Classification accuracies between FTIR spectra of premalignant and cancer patients for different serum molecular weight subsets (molecular windows). The 95% confidence interval is shown by the gray lines over the bars. The 10–30 kDa window performed significantly better than the whole serum.

Classification accuracies between FTIR spectra of premalignant and cancer patients for different serum molecular weight subsets (molecular windows). The 95% confidence interval is shown by the gray lines over the bars. The 10–30 kDa window performed significantly better than the whole serum. It is worth noting that although our hypothesis that the key signaling molecules were being obscured by the larger proteins in the serum[12] was not disproved, it did not result in a higher classification accuracy. In this regard, the results were similar to the hepatitis study by Roy et al.[15,17] However, our spectra are majorly different after the reduction of the contribution of albumin, globulin, and other high weight components. It is valuable to discern the root biological cause of the spectral shifts observed. Knowing what molecular weight fraction the key information is present in as well as the key peaks of interest can be used together to help identify potential biomarker molecules. The identification of the 10–30 kDa region as providing the best overall classification accuracy (above 90%) indicates that the molecular weight splitting method can potentially have significant value, especially if this specific region can be examined in further studies.

Conclusions

The potential of FTIR for screening of buccal mucosa cancer is demonstrated, with classification accuracy of 87% for the whole serum. The additional use of ultrafiltration provided more information about the signal’s origins, with contributing factors present in both the high and low molecular weight regions. Furthermore, the molecular windowing showed even greater promise from its even higher classification accuracy for the 10–30 kDa window. This can inform a follow-up study into the root cause of the spectral biomarker identified.
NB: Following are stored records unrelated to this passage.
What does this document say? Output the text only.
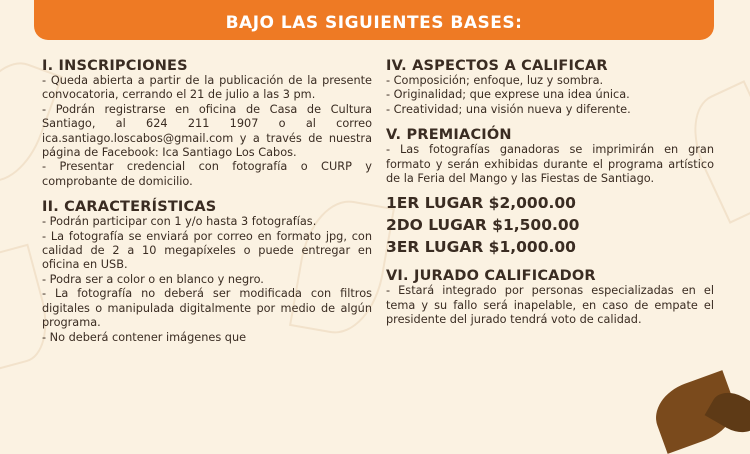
BAJO LAS SIGUIENTES BASES:
I. INSCRIPCIONES

- Queda abierta a partir de la publicación de la presente convocatoria, cerrando el 21 de julio a las 3 pm.

- Podrán registrarse en oficina de Casa de Cultura Santiago, al 624 211 1907 o al correo ica.santiago.loscabos@gmail.com y a través de nuestra página de Facebook: Ica Santiago Los Cabos.

- Presentar credencial con fotografía o CURP y comprobante de domicilio.

II. CARACTERÍSTICAS

- Podrán participar con 1 y/o hasta 3 fotografías.

- La fotografía se enviará por correo en formato jpg, con calidad de 2 a 10 megapíxeles o puede entregar en oficina en USB.

- Podra ser a color o en blanco y negro.

- La fotografía no deberá ser modificada con filtros digitales o manipulada digitalmente por medio de algún programa.

- No deberá contener imágenes que

IV. ASPECTOS A CALIFICAR

- Composición; enfoque, luz y sombra.

- Originalidad; que exprese una idea única.

- Creatividad; una visión nueva y diferente.

V. PREMIACIÓN

- Las fotografías ganadoras se imprimirán en gran formato y serán exhibidas durante el programa artístico de la Feria del Mango y las Fiestas de Santiago.

1ER LUGAR $2,000.00
2DO LUGAR $1,500.00
3ER LUGAR $1,000.00
VI. JURADO CALIFICADOR

- Estará integrado por personas especializadas en el tema y su fallo será inapelable, en caso de empate el presidente del jurado tendrá voto de calidad.
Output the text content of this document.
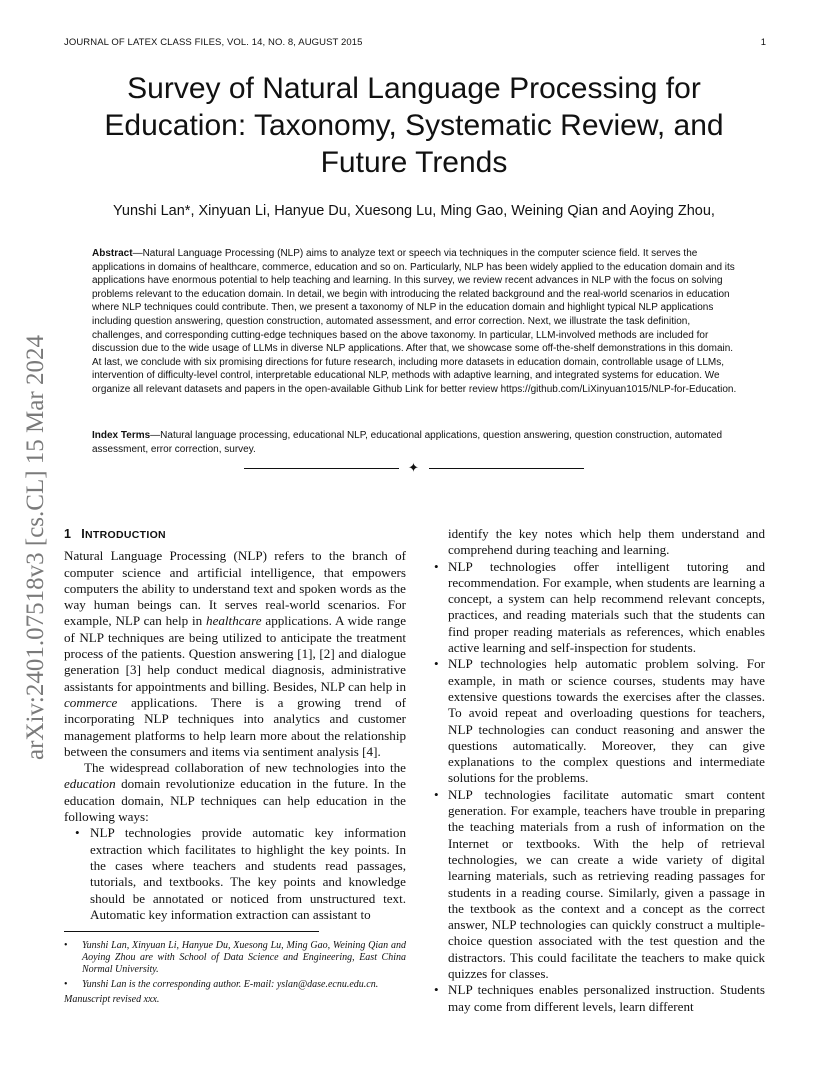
JOURNAL OF LATEX CLASS FILES, VOL. 14, NO. 8, AUGUST 2015	1
Survey of Natural Language Processing for
Education: Taxonomy, Systematic Review, and
Future Trends
Yunshi Lan*, Xinyuan Li, Hanyue Du, Xuesong Lu, Ming Gao, Weining Qian and Aoying Zhou,
Abstract—Natural Language Processing (NLP) aims to analyze text or speech via techniques in the computer science field. It serves the applications in domains of healthcare, commerce, education and so on. Particularly, NLP has been widely applied to the education domain and its applications have enormous potential to help teaching and learning. In this survey, we review recent advances in NLP with the focus on solving problems relevant to the education domain. In detail, we begin with introducing the related background and the real-world scenarios in education where NLP techniques could contribute. Then, we present a taxonomy of NLP in the education domain and highlight typical NLP applications including question answering, question construction, automated assessment, and error correction. Next, we illustrate the task definition, challenges, and corresponding cutting-edge techniques based on the above taxonomy. In particular, LLM-involved methods are included for discussion due to the wide usage of LLMs in diverse NLP applications. After that, we showcase some off-the-shelf demonstrations in this domain. At last, we conclude with six promising directions for future research, including more datasets in education domain, controllable usage of LLMs, intervention of difficulty-level control, interpretable educational NLP, methods with adaptive learning, and integrated systems for education. We organize all relevant datasets and papers in the open-available Github Link for better review https://github.com/LiXinyuan1015/NLP-for-Education.
Index Terms—Natural language processing, educational NLP, educational applications, question answering, question construction, automated assessment, error correction, survey.
✦
arXiv:2401.07518v3 [cs.CL] 15 Mar 2024 1 INTRODUCTION

Natural Language Processing (NLP) refers to the branch of computer science and artificial intelligence, that empowers computers the ability to understand text and spoken words as the way human beings can. It serves real-world scenarios. For example, NLP can help in healthcare applications. A wide range of NLP techniques are being utilized to anticipate the treatment process of the patients. Question answering [1], [2] and dialogue generation [3] help conduct medical diagnosis, administrative assistants for appointments and billing. Besides, NLP can help in commerce applications. There is a growing trend of incorporating NLP techniques into analytics and customer management platforms to help learn more about the relationship between the consumers and items via sentiment analysis [4].

The widespread collaboration of new technologies into the education domain revolutionize education in the future. In the education domain, NLP techniques can help education in the following ways:

• NLP technologies provide automatic key information extraction which facilitates to highlight the key points. In the cases where teachers and students read passages, tutorials, and textbooks. The key points and knowledge should be annotated or noticed from unstructured text. Automatic key information extraction can assistant to
• Yunshi Lan, Xinyuan Li, Hanyue Du, Xuesong Lu, Ming Gao, Weining Qian and Aoying Zhou are with School of Data Science and Engineering, East China Normal University.
• Yunshi Lan is the corresponding author. E-mail: yslan@dase.ecnu.edu.cn.
Manuscript revised xxx.

identify the key notes which help them understand and comprehend during teaching and learning.

• NLP technologies offer intelligent tutoring and recommendation. For example, when students are learning a concept, a system can help recommend relevant concepts, practices, and reading materials such that the students can find proper reading materials as references, which enables active learning and self-inspection for students.
• NLP technologies help automatic problem solving. For example, in math or science courses, students may have extensive questions towards the exercises after the classes. To avoid repeat and overloading questions for teachers, NLP technologies can conduct reasoning and answer the questions automatically. Moreover, they can give explanations to the complex questions and intermediate solutions for the problems.
• NLP technologies facilitate automatic smart content generation. For example, teachers have trouble in preparing the teaching materials from a rush of information on the Internet or textbooks. With the help of retrieval technologies, we can create a wide variety of digital learning materials, such as retrieving reading passages for students in a reading course. Similarly, given a passage in the textbook as the context and a concept as the correct answer, NLP technologies can quickly construct a multiple-choice question associated with the test question and the distractors. This could facilitate the teachers to make quick quizzes for classes.
• NLP techniques enables personalized instruction. Students may come from different levels, learn different
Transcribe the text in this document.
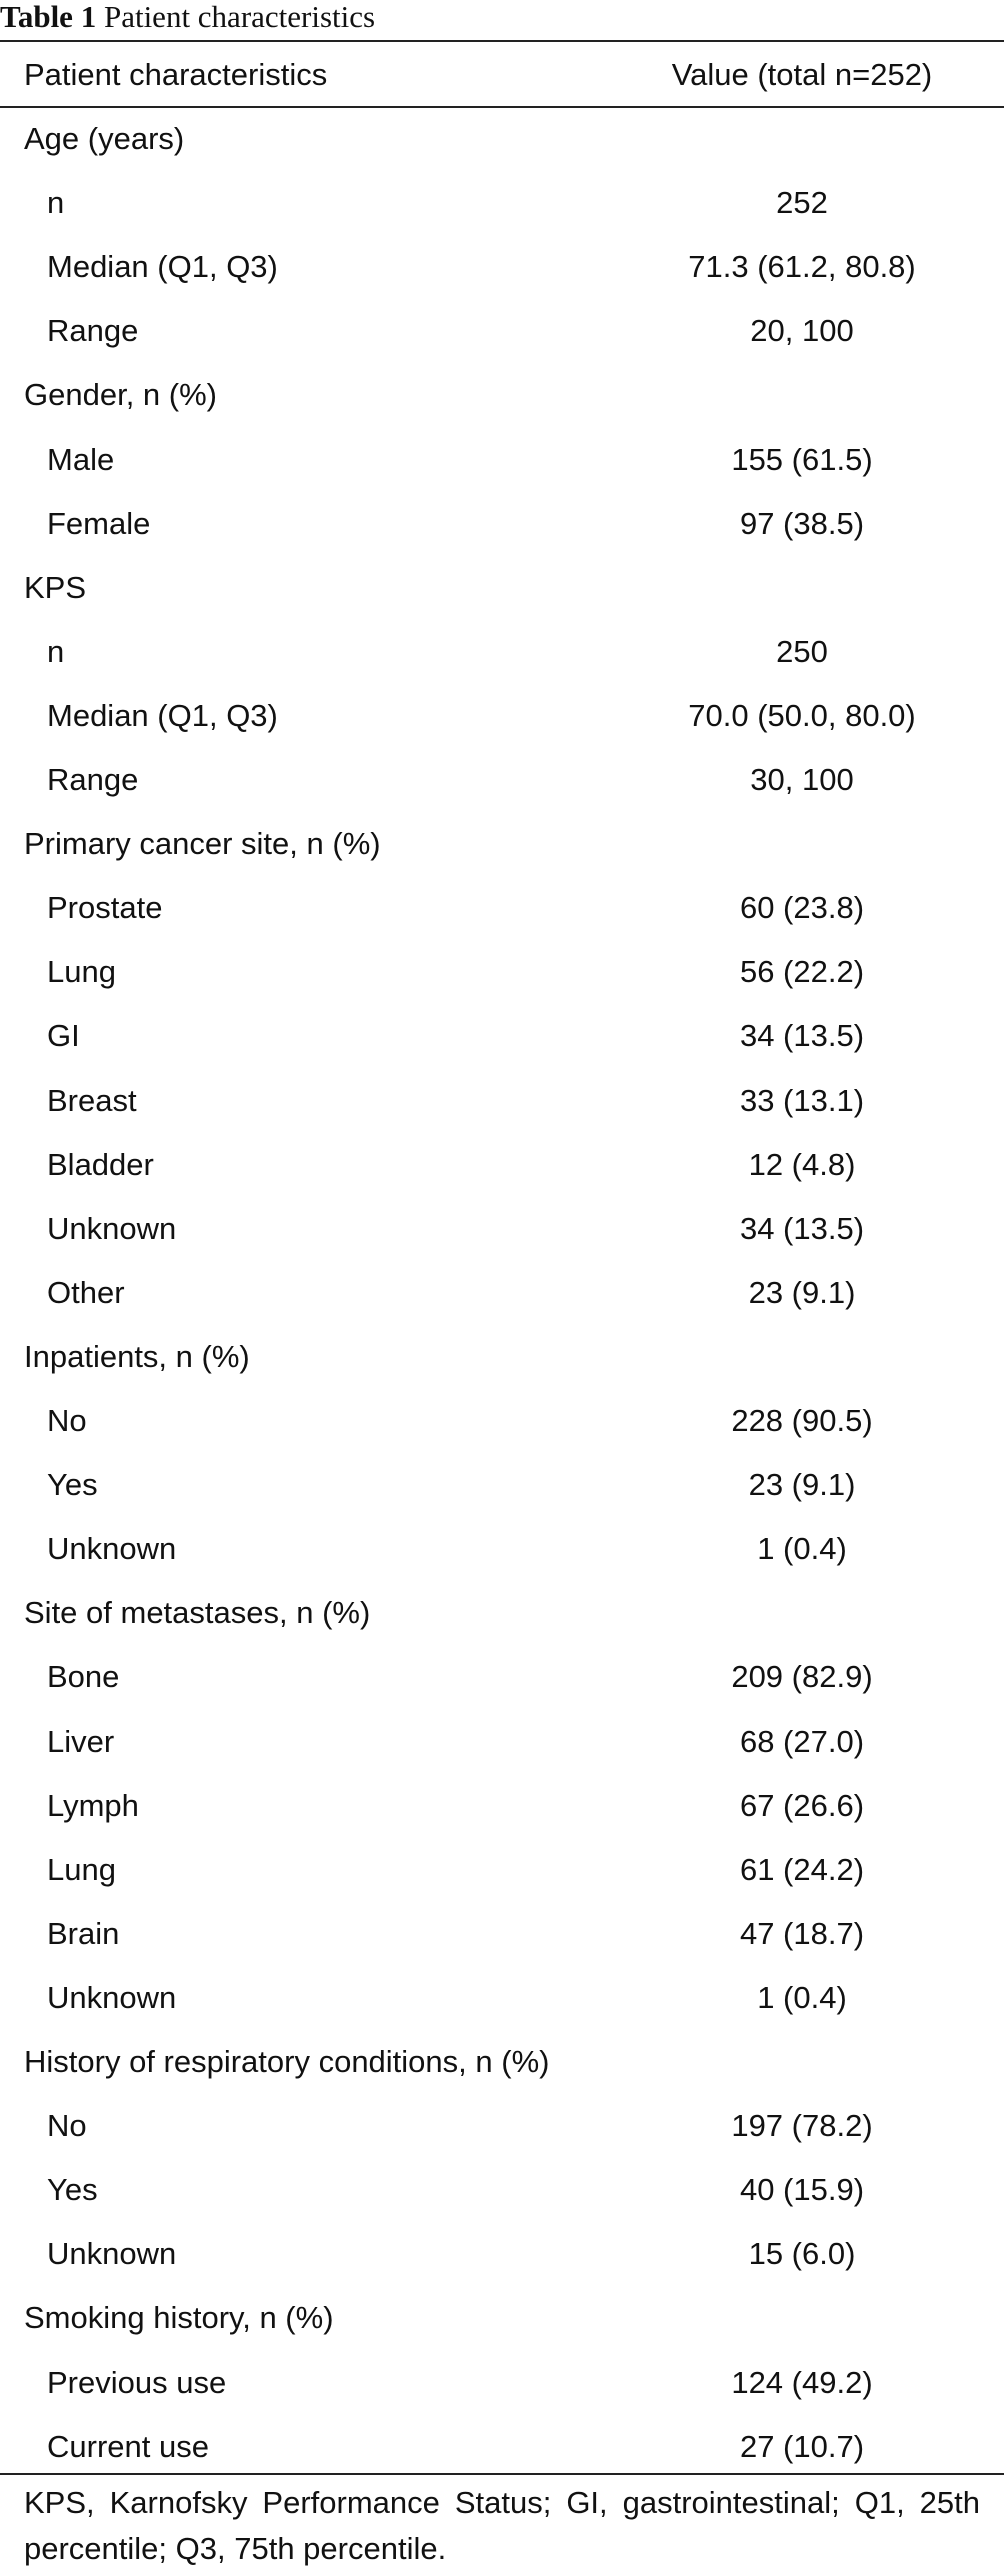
Table 1 Patient characteristics
Patient characteristics	Value (total n=252)
Age (years)
n	252
Median (Q1, Q3)	71.3 (61.2, 80.8)
Range	20, 100
Gender, n (%)
Male	155 (61.5)
Female	97 (38.5)
KPS
n	250
Median (Q1, Q3)	70.0 (50.0, 80.0)
Range	30, 100
Primary cancer site, n (%)
Prostate	60 (23.8)
Lung	56 (22.2)
GI	34 (13.5)
Breast	33 (13.1)
Bladder	12 (4.8)
Unknown	34 (13.5)
Other	23 (9.1)
Inpatients, n (%)
No	228 (90.5)
Yes	23 (9.1)
Unknown	1 (0.4)
Site of metastases, n (%)
Bone	209 (82.9)
Liver	68 (27.0)
Lymph	67 (26.6)
Lung	61 (24.2)
Brain	47 (18.7)
Unknown	1 (0.4)
History of respiratory conditions, n (%)
No	197 (78.2)
Yes	40 (15.9)
Unknown	15 (6.0)
Smoking history, n (%)
Previous use	124 (49.2)
Current use	27 (10.7)
KPS, Karnofsky Performance Status; GI, gastrointestinal; Q1, 25th percentile; Q3, 75th percentile.
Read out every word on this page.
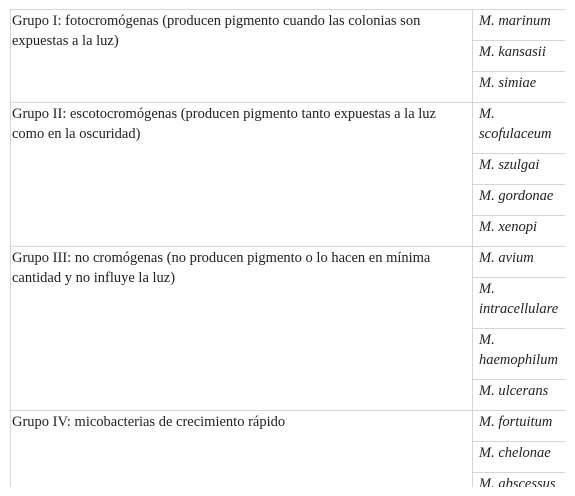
Grupo I: fotocromógenas (producen pigmento cuando las colonias son expuestas a la luz)	M. marinum
	M. kansasii
	M. simiae
Grupo II: escotocromógenas (producen pigmento tanto expuestas a la luz como en la oscuridad)	M. scofulaceum
	M. szulgai
	M. gordonae
	M. xenopi
Grupo III: no cromógenas (no producen pigmento o lo hacen en mínima cantidad y no influye la luz)	M. avium
	M. intracellulare
	M. haemophilum
	M. ulcerans
Grupo IV: micobacterias de crecimiento rápido	M. fortuitum
	M. chelonae
	M. abscessus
Other benefits of a narrower molecular window include suppressing external factors, such as alteration of a serum composition due to differences in diet and food culture, and internal factors such as hormonal differences between genders, the stage of menstruation, the age of patients, and the copresence of other diseases, infections, and inflammation in a patient. Narrowing the molecular window establishes a foundation to minimize numerous possible influences that can deteriorate the accuracy of cancer diagnosis. Further study focused to these factors will be required in future to verify the degree of the individual influences.